Even now, as Jesus intercedes for Christians everywhere before the Father, he knows what it’s like to feel exhausted from a sickness. He knows my temptation towards selfishness in the midst of sickness and weakness. I’m thankful that he knows it. He has endless compassion to those who turn to Him, no matter how weak or frail that person might be - people just like me.
Christ’s Power
I am also reminded of Christ’s great grace, compassion, and power. My body isn’t able to stand up to a simple cold. My mind and my heart are prone to seasons of fog. Through all of this, Christ’s power is made more evident.
1 Corinthians 1:26-31 says
For consider your calling, brothers: not many of you were wise according to worldly standards, not many were powerful, not many were of noble birth. But God chose what is foolish in the world to shame the wise; God chose what is weak in the world to shame the strong; God chose what is low and despised in the world, even things that are not, to bring to nothing things that are, so that no human being might boast in the presence of God. And because of him you are in Christ Jesus, who became to us wisdom from God, righteousness and sanctification and redemption, so that, as it is written, “Let the one who boasts, boast in the Lord.”
2 Corinthians 12:8-10 says
Three times I pleaded with the Lord about this, that it should leave me. But he said to me, “My grace is sufficient for you, for my power is made perfect in weakness.” Therefore I will boast all the more gladly of my weaknesses, so that the power of Christ may rest upon me. For the sake of Christ, then, I am content with weaknesses, insults, hardships, persecutions, and calamities. For when I am weak, then I am strong.

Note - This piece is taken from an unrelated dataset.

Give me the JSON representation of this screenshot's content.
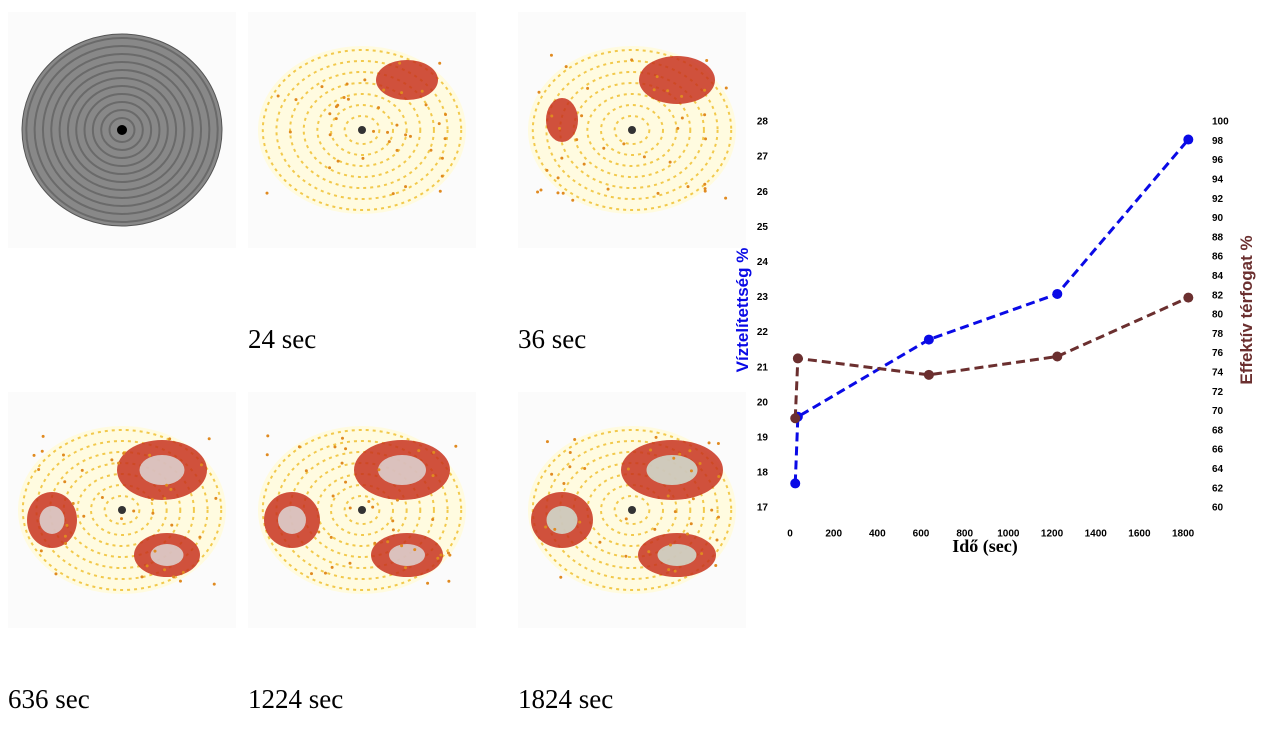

Christ chose weak people like you and me so that his glory, grace, and power will be displayed.
As I wrap up I want to offer some things to do if you find yourself feeling this way:
Keep reading your Bible. Don’t stop. Read passages like Psalm 34. Read the Bible in search of God’s promises. Highlight them, memorize them, read them over and over .
Keep praying. God hears you. He is listening to your prayers and he cares for you.

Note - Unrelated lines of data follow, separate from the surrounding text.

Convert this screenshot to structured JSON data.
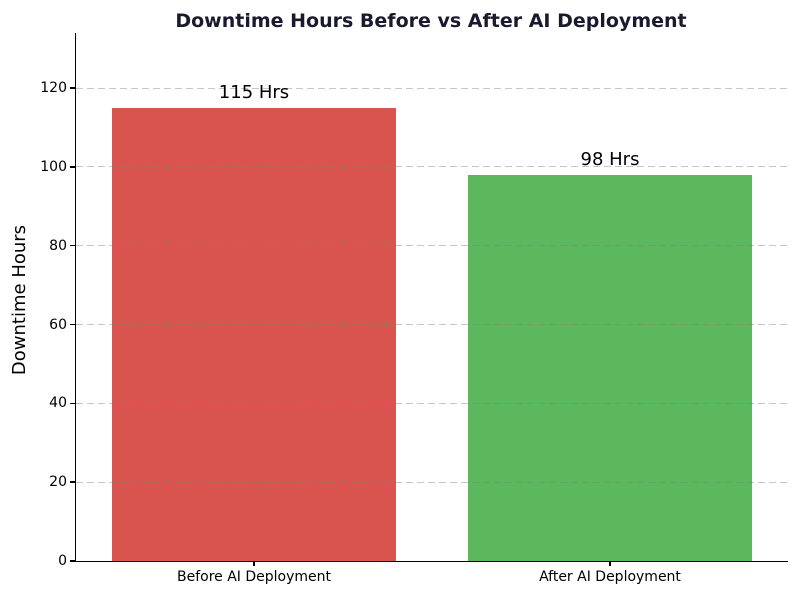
{
  "figure": {
    "background": "#ffffff",
    "title_color": "#1a1a2e",
    "axis_color": "#000000",
    "text_color": "#000000"
  },
  "chart_data": {
    "type": "bar",
    "title": "Downtime Hours Before vs After AI Deployment",
    "xlabel": "",
    "ylabel": "Downtime Hours",
    "categories": [
      "Before AI Deployment",
      "After AI Deployment"
    ],
    "values": [
      115,
      98
    ],
    "bar_labels": [
      "115 Hrs",
      "98 Hrs"
    ],
    "bar_colors": [
      "#d9534f",
      "#5cb85c"
    ],
    "ylim": [
      0,
      134
    ],
    "yticks": [
      0,
      20,
      40,
      60,
      80,
      100,
      120
    ],
    "grid": {
      "axis": "y",
      "linestyle": "dashed",
      "color": "#808080",
      "opacity": 0.45,
      "on": true,
      "drawn_above_bars": true
    },
    "legend": "none",
    "bar_width_fraction": 0.8
  }
}
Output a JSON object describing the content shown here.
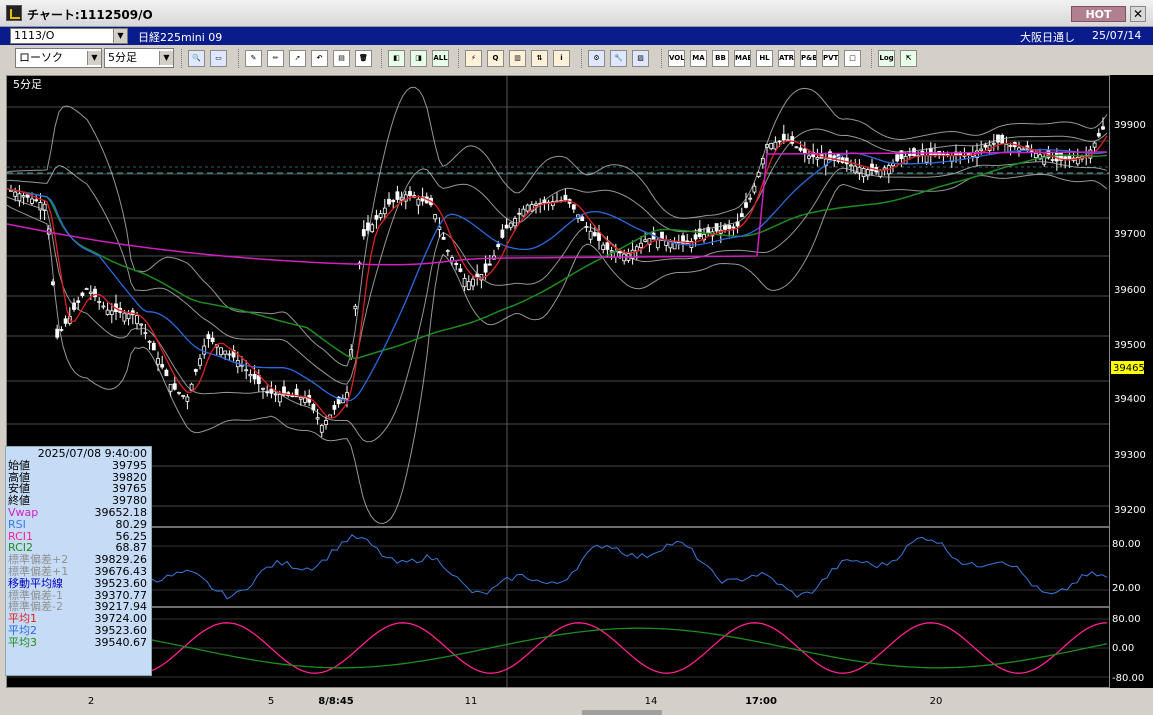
{
  "window": {
    "title": "チャート:1112509/O",
    "hot_label": "HOT",
    "close_glyph": "✕"
  },
  "instrument_bar": {
    "code": "1113/O",
    "name": "日経225mini 09",
    "market": "大阪日通し",
    "date": "25/07/14"
  },
  "toolbar": {
    "chart_type": "ローソク",
    "interval": "5分足",
    "buttons": [
      {
        "name": "zoom-icon",
        "glyph": "🔍"
      },
      {
        "name": "window-icon",
        "glyph": "▭"
      },
      {
        "name": "draw-line-icon",
        "glyph": "✎"
      },
      {
        "name": "pen-icon",
        "glyph": "✏"
      },
      {
        "name": "cursor-icon",
        "glyph": "➚"
      },
      {
        "name": "undo-icon",
        "glyph": "↶"
      },
      {
        "name": "copy-icon",
        "glyph": "▤"
      },
      {
        "name": "trash-icon",
        "glyph": "🗑"
      },
      {
        "name": "candle-icon",
        "glyph": "◧"
      },
      {
        "name": "candle-alt-icon",
        "glyph": "◨"
      },
      {
        "name": "all-icon",
        "glyph": "ALL"
      },
      {
        "name": "signal-icon",
        "glyph": "⚡"
      },
      {
        "name": "search-chart-icon",
        "glyph": "Q"
      },
      {
        "name": "bar-chart-icon",
        "glyph": "▥"
      },
      {
        "name": "compare-icon",
        "glyph": "⇅"
      },
      {
        "name": "info-icon",
        "glyph": "i"
      },
      {
        "name": "settings-icon",
        "glyph": "⚙"
      },
      {
        "name": "wrench-icon",
        "glyph": "🔧"
      },
      {
        "name": "palette-icon",
        "glyph": "▨"
      },
      {
        "name": "volume-icon",
        "glyph": "VOL"
      },
      {
        "name": "ma-icon",
        "glyph": "MA"
      },
      {
        "name": "bb-icon",
        "glyph": "BB"
      },
      {
        "name": "mae-icon",
        "glyph": "MAE"
      },
      {
        "name": "hl-icon",
        "glyph": "HL"
      },
      {
        "name": "atr-icon",
        "glyph": "ATR"
      },
      {
        "name": "pb-icon",
        "glyph": "P&B"
      },
      {
        "name": "pvt-icon",
        "glyph": "PVT"
      },
      {
        "name": "box-icon",
        "glyph": "□"
      },
      {
        "name": "log-icon",
        "glyph": "Log"
      },
      {
        "name": "export-icon",
        "glyph": "⇱"
      }
    ]
  },
  "colors": {
    "background": "#000000",
    "candle": "#ffffff",
    "ma_short": "#e02020",
    "ma_mid": "#2a6ae0",
    "ma_long": "#1e8c1e",
    "vwap": "#d020c0",
    "bollinger": "#c8c8c8",
    "rsi": "#3a78e0",
    "rci1": "#ff2090",
    "rci2": "#1e8c1e",
    "current_price_bg": "#ffff00",
    "dashed_line": "#40a0a0"
  },
  "chart": {
    "panel_label": "5分足",
    "current_price": "39465",
    "price_ticks": [
      "39900",
      "39800",
      "39700",
      "39600",
      "39500",
      "39400",
      "39300",
      "39200"
    ],
    "rsi_ticks": [
      "80.00",
      "20.00"
    ],
    "rci_ticks": [
      "80.00",
      "0.00",
      "-80.00"
    ],
    "x_labels": [
      "2",
      "5",
      "8/8:45",
      "11",
      "14",
      "17:00",
      "20"
    ]
  },
  "infobox": {
    "datetime": "2025/07/08 9:40:00",
    "rows": [
      {
        "label": "始値",
        "value": "39795",
        "color": "#000000"
      },
      {
        "label": "高値",
        "value": "39820",
        "color": "#000000"
      },
      {
        "label": "安値",
        "value": "39765",
        "color": "#000000"
      },
      {
        "label": "終値",
        "value": "39780",
        "color": "#000000"
      },
      {
        "label": "Vwap",
        "value": "39652.18",
        "color": "#d020c0"
      },
      {
        "label": "RSI",
        "value": "80.29",
        "color": "#3a78e0"
      },
      {
        "label": "RCI1",
        "value": "56.25",
        "color": "#ff2090"
      },
      {
        "label": "RCI2",
        "value": "68.87",
        "color": "#1e8c1e"
      },
      {
        "label": "標準偏差+2",
        "value": "39829.26",
        "color": "#909090"
      },
      {
        "label": "標準偏差+1",
        "value": "39676.43",
        "color": "#909090"
      },
      {
        "label": "移動平均線",
        "value": "39523.60",
        "color": "#0000c0"
      },
      {
        "label": "標準偏差-1",
        "value": "39370.77",
        "color": "#909090"
      },
      {
        "label": "標準偏差-2",
        "value": "39217.94",
        "color": "#909090"
      },
      {
        "label": "平均1",
        "value": "39724.00",
        "color": "#e02020"
      },
      {
        "label": "平均2",
        "value": "39523.60",
        "color": "#2a6ae0"
      },
      {
        "label": "平均3",
        "value": "39540.67",
        "color": "#1e8c1e"
      }
    ]
  }
}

Tell a friend. Don’t wallow through the fog on your own. Let a friend know. It isn’t the end of the world. Sometimes we just need a guide to make it through the haze.
Go to counseling. As you’re talking with your friend he or she might suggest seeking out a counselor. The folks over at Anchored Hope are highly trained biblical counselors who ready to help you. I’m a counselor there myself. Hit the button below to check out Anchored Hope and to sign up for counseling.
Be kind to yourself. You’re not a superhero. Maybe this fog has arrived to remind you of that. Instead, look to the God who knows all things and has the power to do anything He pleases. He cares for you and He is kind to you. So trust Him and be kind to yourself too.
Finally, two things helped me get through these weeks:
Kings Kaleidoscope recently released a new album titled Baptized Imagination. I’ve been a fan of Kings Kaleidoscope for a few years now and this album is great. I’ll be returning to it regularly.
Psalm 34:6 says “This poor man cried, and the LORD heard him and saved him out of all his troubles.” Isn’t that the story of every Christian? I’ve had this verse on my mind for the last several weeks. God hears you when he cries out and he is ready to save.